Auckland’s Commercial Bay development is set to transform the retail experience on the city’s waterfront.
Owned by Precinct Properties, the $941m development includes the 39,000sqm PwC Tower and the 18,000sqm Commercial Bay retail centre. Phase one of the project, about 20 percent of the final offering, is scheduled to open to the public in mid-2018. The project is due to be completed in early 2019.
The retail and dining spaces span three levels, at the centre of which will be the new food hall: Harbour Eats. The Laneway-style food hall was designed by New York-based AvroKO. The retail space is expected to be home to 100 stores, at a mix of 30 percent major retailers, 45 percent specialty retail and 25 percent food and beverage.
Precinct Properties senior development manager Michael Sweetman says the project will align Auckland with the international trend of CBD renaissance.
“The city has been realigning on an east-west axis in recent years, with Wynyard Quarter to the west and Britomart to the east. Commercial Bay completes the missing gap in the continuing waterfront realignment.
“Commercial Bay will also reinstate Queen St’s connection to Quay St with a new block of Queen St retail flanking the laneway-based development.”
Designed by NH Architecture and Warren and Mahoney, Commercial Bay connects the new PwC tower with the HSBC, AMP, Zurich and 188 Quay St towers.
Elsewhere in Auckland, New Zealand’s largest shopping centre, Sylvia Park, is continuing to expand. The Kiwi Property-owned shopping centre opened a new dining precinct, The Grove, in December 2017 and has further expansion plans on the cards for 2018.
Following the trend of shopping centres investing in food and beverage, The Grove offers 12 brand new eateries, in an open setting with a performance space.
Kiwi Property chief executive Chris Gudgeon says new developments at Sylvia Park reflect the way the customers are using the shopping centre.
“Sylvia Park is increasingly becoming a town centre rather than a shopping centre and we consider ourselves in the business of town centres now. A big reason for the change is because urban pressures are mounting, and people need more local options.”

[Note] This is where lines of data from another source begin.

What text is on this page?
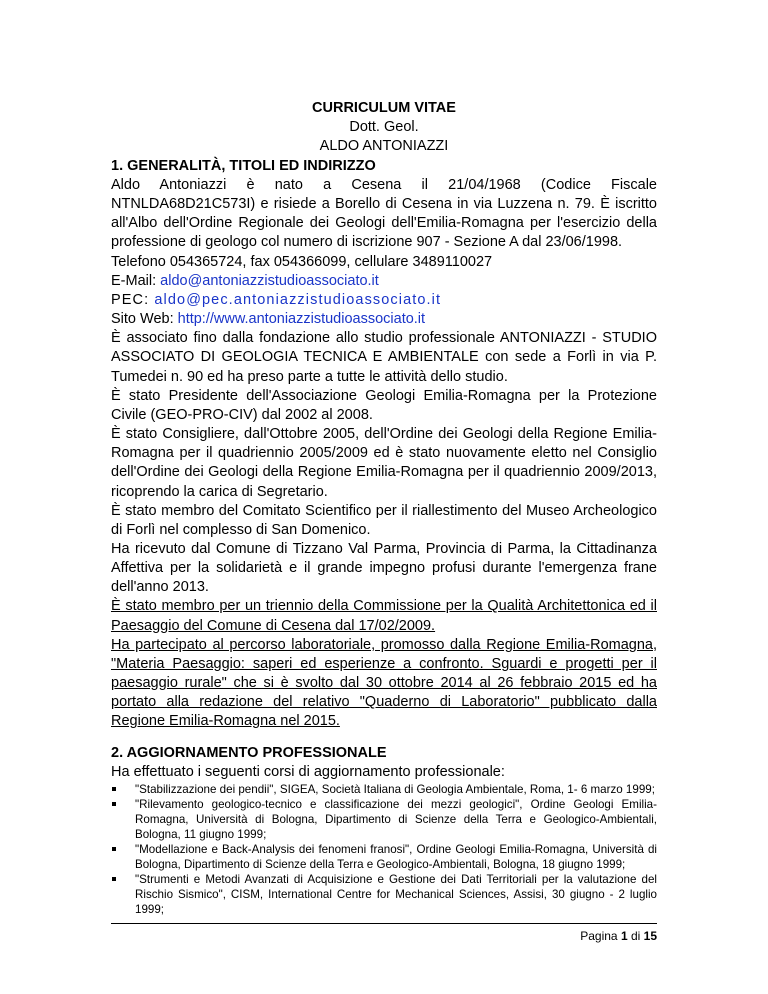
CURRICULUM VITAE
Dott. Geol.
ALDO ANTONIAZZI
1. GENERALITÀ, TITOLI ED INDIRIZZO

Aldo Antoniazzi è nato a Cesena il 21/04/1968 (Codice Fiscale NTNLDA68D21C573I) e risiede a Borello di Cesena in via Luzzena n. 79. È iscritto all'Albo dell'Ordine Regionale dei Geologi dell'Emilia-Romagna per l'esercizio della professione di geologo col numero di iscrizione 907 - Sezione A dal 23/06/1998.

Telefono 054365724, fax 054366099, cellulare 3489110027

E-Mail: aldo@antoniazzistudioassociato.it

PEC: aldo@pec.antoniazzistudioassociato.it

Sito Web: http://www.antoniazzistudioassociato.it

È associato fino dalla fondazione allo studio professionale ANTONIAZZI - STUDIO ASSOCIATO DI GEOLOGIA TECNICA E AMBIENTALE con sede a Forlì in via P. Tumedei n. 90 ed ha preso parte a tutte le attività dello studio.

È stato Presidente dell'Associazione Geologi Emilia-Romagna per la Protezione Civile (GEO-PRO-CIV) dal 2002 al 2008.

È stato Consigliere, dall'Ottobre 2005, dell'Ordine dei Geologi della Regione Emilia-Romagna per il quadriennio 2005/2009 ed è stato nuovamente eletto nel Consiglio dell'Ordine dei Geologi della Regione Emilia-Romagna per il quadriennio 2009/2013, ricoprendo la carica di Segretario.

È stato membro del Comitato Scientifico per il riallestimento del Museo Archeologico di Forlì nel complesso di San Domenico.

Ha ricevuto dal Comune di Tizzano Val Parma, Provincia di Parma, la Cittadinanza Affettiva per la solidarietà e il grande impegno profusi durante l'emergenza frane dell'anno 2013.

È stato membro per un triennio della Commissione per la Qualità Architettonica ed il Paesaggio del Comune di Cesena dal 17/02/2009.

Ha partecipato al percorso laboratoriale, promosso dalla Regione Emilia-Romagna, "Materia Paesaggio: saperi ed esperienze a confronto. Sguardi e progetti per il paesaggio rurale" che si è svolto dal 30 ottobre 2014 al 26 febbraio 2015 ed ha portato alla redazione del relativo "Quaderno di Laboratorio" pubblicato dalla Regione Emilia-Romagna nel 2015.

2. AGGIORNAMENTO PROFESSIONALE

Ha effettuato i seguenti corsi di aggiornamento professionale:

"Stabilizzazione dei pendii", SIGEA, Società Italiana di Geologia Ambientale, Roma, 1- 6 marzo 1999;
"Rilevamento geologico-tecnico e classificazione dei mezzi geologici", Ordine Geologi Emilia-Romagna, Università di Bologna, Dipartimento di Scienze della Terra e Geologico-Ambientali, Bologna, 11 giugno 1999;
"Modellazione e Back-Analysis dei fenomeni franosi", Ordine Geologi Emilia-Romagna, Università di Bologna, Dipartimento di Scienze della Terra e Geologico-Ambientali, Bologna, 18 giugno 1999;
"Strumenti e Metodi Avanzati di Acquisizione e Gestione dei Dati Territoriali per la valutazione del Rischio Sismico", CISM, International Centre for Mechanical Sciences, Assisi, 30 giugno - 2 luglio 1999;
Pagina 1 di 15
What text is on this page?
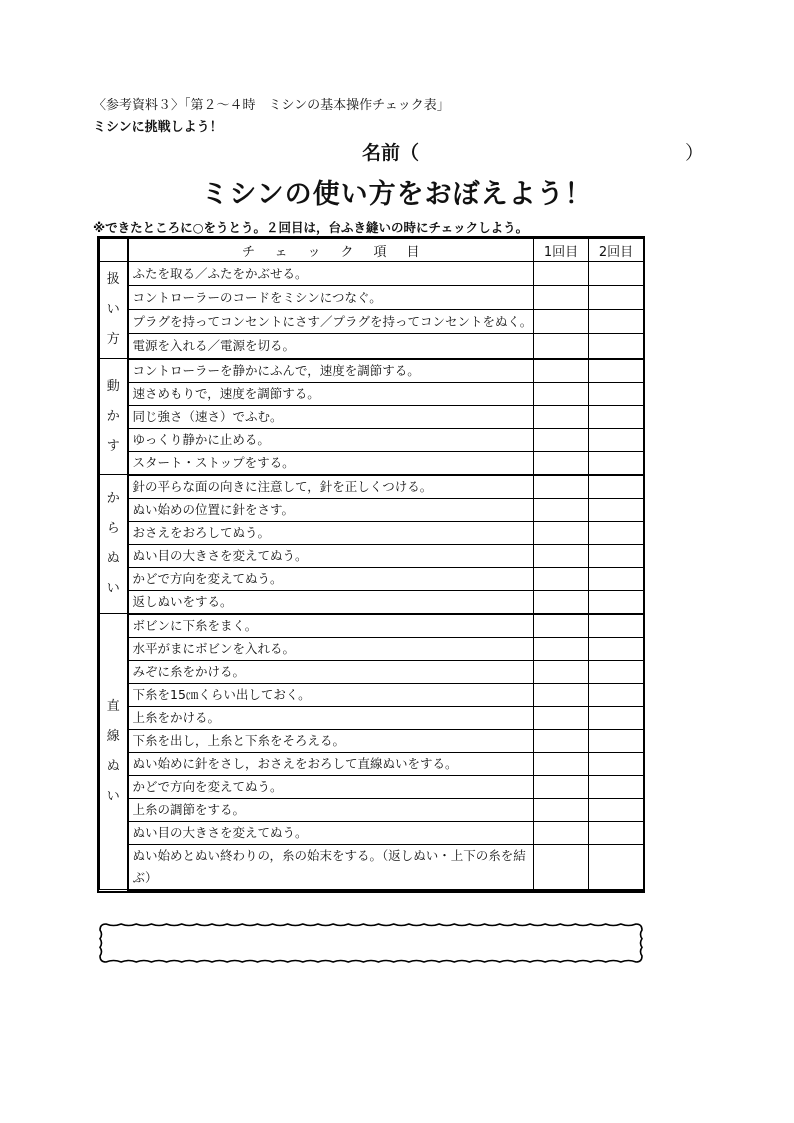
〈参考資料３〉「第２～４時　ミシンの基本操作チェック表」
ミシンに挑戦しよう！
名前（	）
ミシンの使い方をおぼえよう！
※できたところに○をうとう。２回目は，台ふき縫いの時にチェックしよう。
	チェック項目	1回目	2回目

扱
い
方	ふたを取る／ふたをかぶせる。		
	コントローラーのコードをミシンにつなぐ。		
	プラグを持ってコンセントにさす／プラグを持ってコンセントをぬく。		
	電源を入れる／電源を切る。		

動
か
す	コントローラーを静かにふんで，速度を調節する。		
	速さめもりで，速度を調節する。		
	同じ強さ（速さ）でふむ。		
	ゆっくり静かに止める。		
	スタート・ストップをする。		

か
ら
ぬ
い	針の平らな面の向きに注意して，針を正しくつける。		
	ぬい始めの位置に針をさす。		
	おさえをおろしてぬう。		
	ぬい目の大きさを変えてぬう。		
	かどで方向を変えてぬう。		
	返しぬいをする。		

直
線
ぬ
い	ボビンに下糸をまく。		
	水平がまにボビンを入れる。		
	みぞに糸をかける。		
	下糸を15㎝くらい出しておく。		
	上糸をかける。		
	下糸を出し，上糸と下糸をそろえる。		
	ぬい始めに針をさし，おさえをおろして直線ぬいをする。		
	かどで方向を変えてぬう。		
	上糸の調節をする。		
	ぬい目の大きさを変えてぬう。		
	ぬい始めとぬい終わりの，糸の始末をする。（返しぬい・上下の糸を結ぶ）		
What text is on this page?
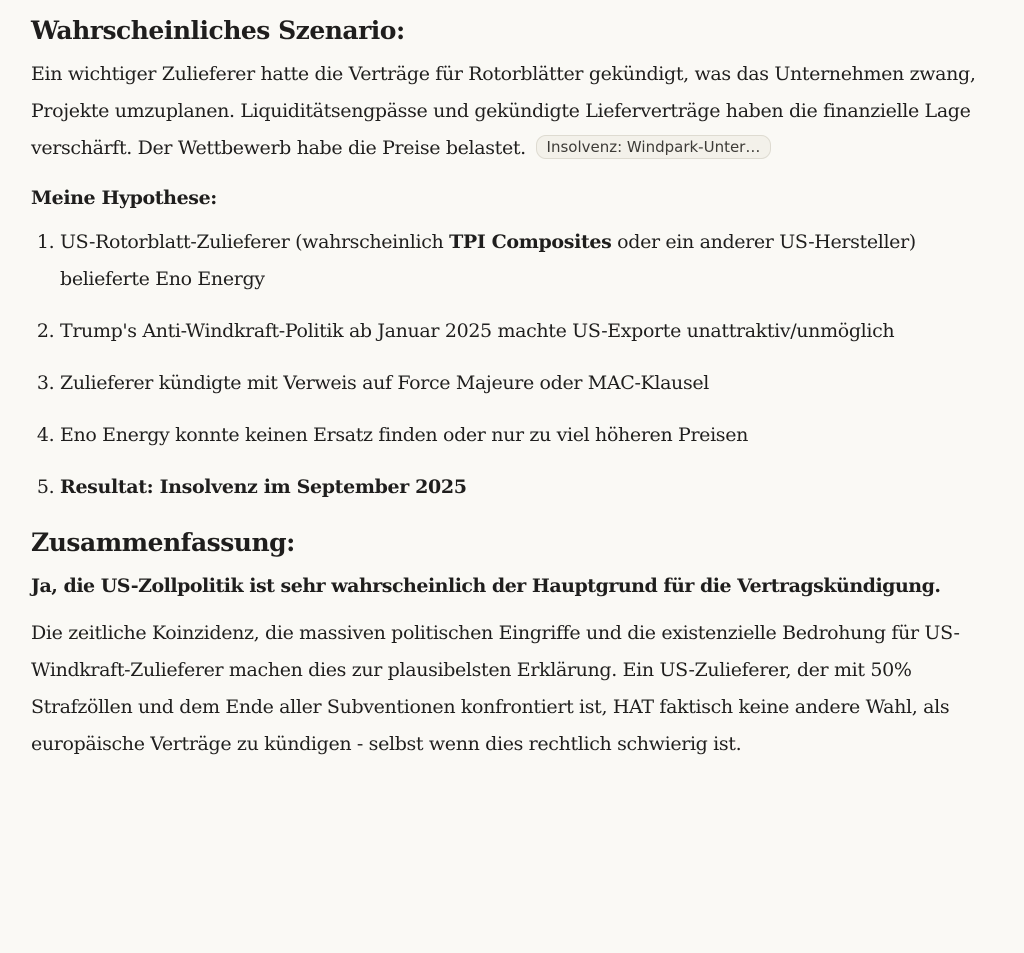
Wahrscheinliches Szenario:

Ein wichtiger Zulieferer hatte die Verträge für Rotorblätter gekündigt, was das Unternehmen zwang, Projekte umzuplanen. Liquiditätsengpässe und gekündigte Lieferverträge haben die finanzielle Lage verschärft. Der Wettbewerb habe die Preise belastet. Insolvenz: Windpark-Unter…

Meine Hypothese:
1. US-Rotorblatt-Zulieferer (wahrscheinlich TPI Composites oder ein anderer US-Hersteller) belieferte Eno Energy
2. Trump's Anti-Windkraft-Politik ab Januar 2025 machte US-Exporte unattraktiv/unmöglich
3. Zulieferer kündigte mit Verweis auf Force Majeure oder MAC-Klausel
4. Eno Energy konnte keinen Ersatz finden oder nur zu viel höheren Preisen
5. Resultat: Insolvenz im September 2025
Zusammenfassung:

Ja, die US-Zollpolitik ist sehr wahrscheinlich der Hauptgrund für die Vertragskündigung.

Die zeitliche Koinzidenz, die massiven politischen Eingriffe und die existenzielle Bedrohung für US-Windkraft-Zulieferer machen dies zur plausibelsten Erklärung. Ein US-Zulieferer, der mit 50% Strafzöllen und dem Ende aller Subventionen konfrontiert ist, HAT faktisch keine andere Wahl, als europäische Verträge zu kündigen - selbst wenn dies rechtlich schwierig ist.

Currently under construction are a new $80.2m 10-level office block designed by Architectus and a new parking building with about 1500 extra car parks. Both projects are due for completion in the middle of this year.
The next big stage is a $200m galleria expansion with an extra 20,000sqm of floor space including a new Farmers department store and new international mini-majors. Some yet-to-be-announced brands will be new to the centre and the country.
The Buchan Group is designing the changes, which, including all existing parts of the centre and the new 10-level office building, will take the overall indoor floor space to more than 100,000sqm.
An announcement is expected on when the development will be greenlit for construction in mid-2018.
“It will round out Sylvia Park and will cement it as New Zealand’s premier shopping destination,” Gudgeon says.
No expansion plans for Westfield Newmarket have yet been released, but an announcement from owners Scentre Group is expected during the first quarter in 2018.
If expansion plans proceed, it is speculated the centre will expand from its current 31,000sqm to 78,000sqm. Proposed new anchor tenants include Farmers, Countdown and cinemas. The proposed $650m expansion would look to capitalise on the busy shopping centre, which gets five million visitors annually.
Scentre Group regional PR manager Debra McGhie says an announcement is still a number of weeks away.
“We continue to focus on infrastructure works and enabling works ahead of making a formal announcement. It is our intention to inform the centre’s customers of our plans as soon as we’re in a position to make an announcement regarding the future plans at Westfield Newmarket.”